Wednesday, October 10, 2007

Too Many Emotions!

It's been a while since I've posted but it just keeps getting worse at home with my daughter. And this past week while my granddaughter was sick was the absolute worse. My daughter is a callous, self-centered, selfish ******! I seriously can't wait until I have legal custody of Anna (something my dd seems to want to happen like yesterday so she can rid herself of responsibility). Now my dd wants to start dating a guy who just started working with her. He's working there on a work release program from prison and was incarcerate for drug dealing!! I told my daughter if she even thinks about trying to bring him here, they're both going to get mangled and thrown in the dumpster! My daughter has seen my temper before but she's never seen the "South Philly" come out yet and she'd better pray she doesn't! How in the world can she even think about bring someone like that home around her daughter!!! The drunk was bad enough... and oh yeah it seems this new guy knows the drunk and he's out for blood.
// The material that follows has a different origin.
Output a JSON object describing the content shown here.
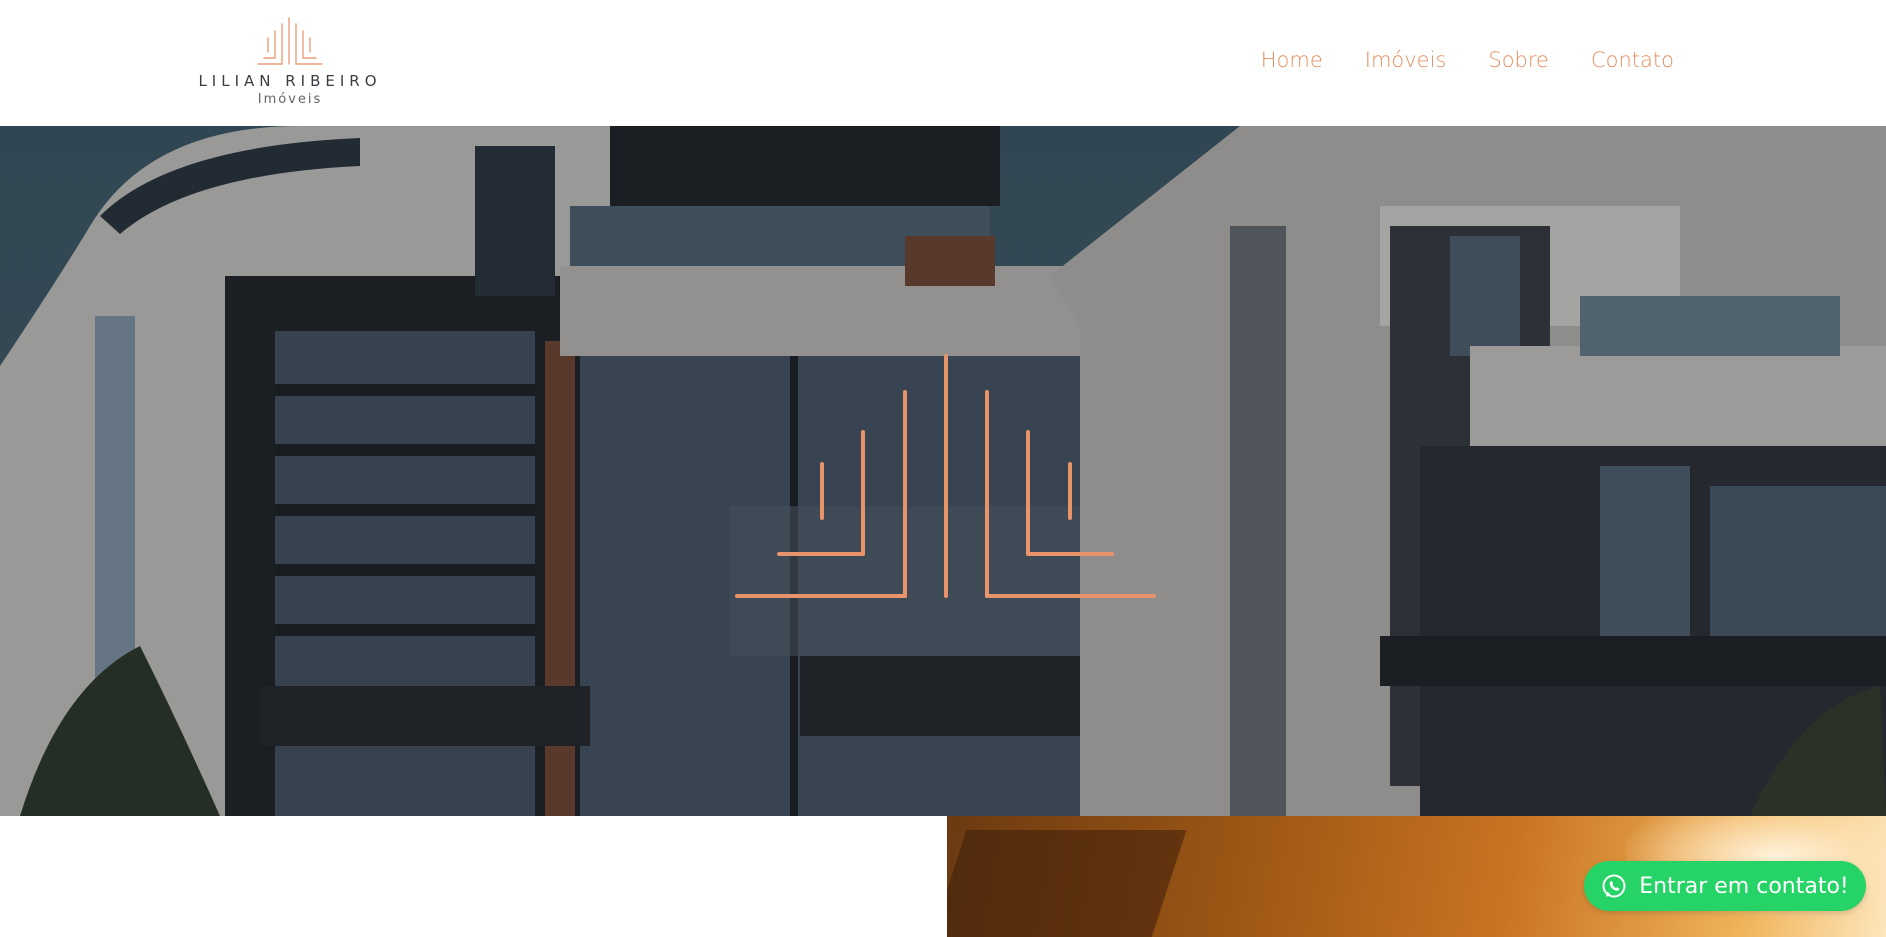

The drunk hit the prison guys young son who is now deaf in one ear from it. Well, now at least I have a good idea of why the drunk can't see his own son.
Where is my daughter's head??? I NEVER EVER was around people like this. I don't do drugs and have never kept alcohol in my house. I've tried to raise my daughter to be responsible, made sure she never went without basics, gave her the love any mother wants their child to have. The only time you'll see her show compassion for her own daughter is when someone else is around.
Poor Anna was sick all least week (infections in both ear, tonsils and sinsuses) and my daughter pretty much ignored Anna. All Anna wanted was to be comforted and loved because she didn't feel good but my daughter thought the computer and meeting guys off the Internet was more important. Of course I made sure Anna had her medicine and gave her lot of love and cuddles, she even slep with me in my bed all week because her mother is a miserable grouch when she's tired. My daughter's attitude was I'm trying sleep to be quiet! Excuse me, but that poor baby was in pain, had a fever and felt horrible. Now my daughter is sick and she expects sympathy from me. Yeah right, she can go bite herself.
Soon I'll have legal custody and I'm so torn because I'm at a point where Heather is going to have to leave. I can't have this **** around Anna, it's not right. Anna deserves to be loved and treated like the sweet little lady she is. She doesn't not need to be around creeps and drug dealers! Not in my home and certainly not around ANY child.

1 comment:

Cheryl said...

Ah...I can hear that old 'motherly' phrase now: We are who are friends are.' But it's hard to teach our children the wisdom we have learned along the way. Sometimes we can only hope that someone else will come along and teach them, and then leave them in God's hand. Children resist parents more than anyone.